Wiretap: Celebritzing the shooters

 
Ezra Klein writes in Vox that we can’t give the killer in death the fame he wanted in life. Klein writes: “Unable to be the hero in his own story, he decided to become the villain in everyone else’s.” The media has made a real effort not to romanticize suicide because sociologists have shown that suicide can be contagious. Now there’s evidence that all the media attention on mass killings is having the same kind of effect.

What do you do when the mass murderer leaves a manifesto — one that he leaves to draw attention to himself as the killer? Via Washington Monthly.

Knowing war intimately: The Bedrooms of the Fallen. Via the New Yorker.

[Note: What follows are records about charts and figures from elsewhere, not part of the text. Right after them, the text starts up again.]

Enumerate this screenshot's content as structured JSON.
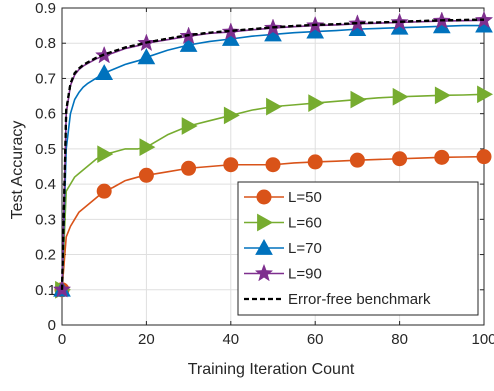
{
  "chart_data": {
    "type": "line",
    "title": "",
    "xlabel": "Training Iteration Count",
    "ylabel": "Test Accuracy",
    "xlim": [
      0,
      100
    ],
    "ylim": [
      0,
      0.9
    ],
    "xticks": [
      0,
      20,
      40,
      60,
      80,
      100
    ],
    "yticks": [
      0,
      0.1,
      0.2,
      0.3,
      0.4,
      0.5,
      0.6,
      0.7,
      0.8,
      0.9
    ],
    "xtick_labels": [
      "0",
      "20",
      "40",
      "60",
      "80",
      "100"
    ],
    "ytick_labels": [
      "0",
      "0.1",
      "0.2",
      "0.3",
      "0.4",
      "0.5",
      "0.6",
      "0.7",
      "0.8",
      "0.9"
    ],
    "grid": true,
    "legend_position": "bottom-right",
    "series": [
      {
        "name": "L=50",
        "color": "#D95319",
        "marker": "circle",
        "x": [
          0,
          1,
          2,
          3,
          4,
          5,
          6,
          8,
          10,
          12,
          15,
          18,
          20,
          25,
          30,
          35,
          40,
          45,
          50,
          55,
          60,
          65,
          70,
          75,
          80,
          85,
          90,
          95,
          100
        ],
        "y": [
          0.1,
          0.25,
          0.28,
          0.3,
          0.32,
          0.33,
          0.34,
          0.36,
          0.38,
          0.39,
          0.41,
          0.42,
          0.425,
          0.435,
          0.445,
          0.45,
          0.455,
          0.455,
          0.455,
          0.46,
          0.463,
          0.465,
          0.468,
          0.47,
          0.472,
          0.474,
          0.476,
          0.477,
          0.478
        ]
      },
      {
        "name": "L=60",
        "color": "#77AC30",
        "marker": "triangle-right",
        "x": [
          0,
          1,
          2,
          3,
          4,
          5,
          6,
          8,
          10,
          12,
          15,
          18,
          20,
          25,
          30,
          35,
          40,
          45,
          50,
          55,
          60,
          65,
          70,
          75,
          80,
          85,
          90,
          95,
          100
        ],
        "y": [
          0.1,
          0.38,
          0.4,
          0.42,
          0.43,
          0.44,
          0.45,
          0.47,
          0.485,
          0.49,
          0.5,
          0.5,
          0.505,
          0.54,
          0.565,
          0.58,
          0.595,
          0.61,
          0.62,
          0.625,
          0.63,
          0.635,
          0.64,
          0.645,
          0.648,
          0.65,
          0.652,
          0.653,
          0.655
        ]
      },
      {
        "name": "L=70",
        "color": "#0072BD",
        "marker": "triangle-up",
        "x": [
          0,
          1,
          2,
          3,
          4,
          5,
          6,
          8,
          10,
          12,
          15,
          18,
          20,
          25,
          30,
          35,
          40,
          45,
          50,
          55,
          60,
          65,
          70,
          75,
          80,
          85,
          90,
          95,
          100
        ],
        "y": [
          0.1,
          0.5,
          0.6,
          0.64,
          0.66,
          0.675,
          0.685,
          0.7,
          0.715,
          0.725,
          0.74,
          0.75,
          0.76,
          0.78,
          0.795,
          0.805,
          0.812,
          0.82,
          0.825,
          0.83,
          0.833,
          0.836,
          0.84,
          0.842,
          0.844,
          0.846,
          0.848,
          0.85,
          0.85
        ]
      },
      {
        "name": "L=90",
        "color": "#7E2F8E",
        "marker": "pentagram",
        "x": [
          0,
          1,
          2,
          3,
          4,
          5,
          6,
          8,
          10,
          12,
          15,
          18,
          20,
          25,
          30,
          35,
          40,
          45,
          50,
          55,
          60,
          65,
          70,
          75,
          80,
          85,
          90,
          95,
          100
        ],
        "y": [
          0.1,
          0.6,
          0.68,
          0.71,
          0.725,
          0.735,
          0.742,
          0.755,
          0.765,
          0.772,
          0.785,
          0.793,
          0.8,
          0.81,
          0.82,
          0.828,
          0.832,
          0.838,
          0.843,
          0.847,
          0.85,
          0.852,
          0.855,
          0.857,
          0.859,
          0.861,
          0.863,
          0.864,
          0.865
        ]
      },
      {
        "name": "Error-free benchmark",
        "color": "#000000",
        "marker": "none",
        "dashed": true,
        "x": [
          0,
          1,
          2,
          3,
          4,
          5,
          6,
          8,
          10,
          12,
          15,
          18,
          20,
          25,
          30,
          35,
          40,
          45,
          50,
          55,
          60,
          65,
          70,
          75,
          80,
          85,
          90,
          95,
          100
        ],
        "y": [
          0.1,
          0.61,
          0.685,
          0.715,
          0.728,
          0.738,
          0.745,
          0.758,
          0.768,
          0.776,
          0.788,
          0.796,
          0.802,
          0.813,
          0.823,
          0.83,
          0.835,
          0.84,
          0.845,
          0.849,
          0.852,
          0.854,
          0.857,
          0.859,
          0.861,
          0.863,
          0.865,
          0.866,
          0.867
        ]
      }
    ]
  }
}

Tom Engelhardt on threats existent and nonexistent: “Of course, there was a weapon of mass destruction that could indeed do staggering damage to or someday simply drown New York City, Washington D.C., Miami, and other East coast cities. It had its own efficient delivery systems — no nonexistent drones or Islamic fanatics needed. And unlike the Iraqi, Iranian, or al-Qaeda bombs, it was guaranteed to be delivered to our shores unless preventive action was taken soon. No one needed to hunt for its secret facilities. It was a weapons system whose production plants sat in full view right here in the United States, as well as in Europe, China, and India, as well as in Russia, Saudi Arabia, Iran, Venezuela, and other energy states.”

Doyle McManus says of Obama in wake of VA woes: Good politician, lousy manager. Via the Los Angeles Times.

In Politico, Todd Purdum makes the case that the way to victory for Republicans in 2014 may be the way to defeat in 2016.

Anti-immigrant fringe parties, mostly opposing the European Union, made large gains in European Parliamentary elections. The French prime minster calls it an earthquake. Via the New York Times.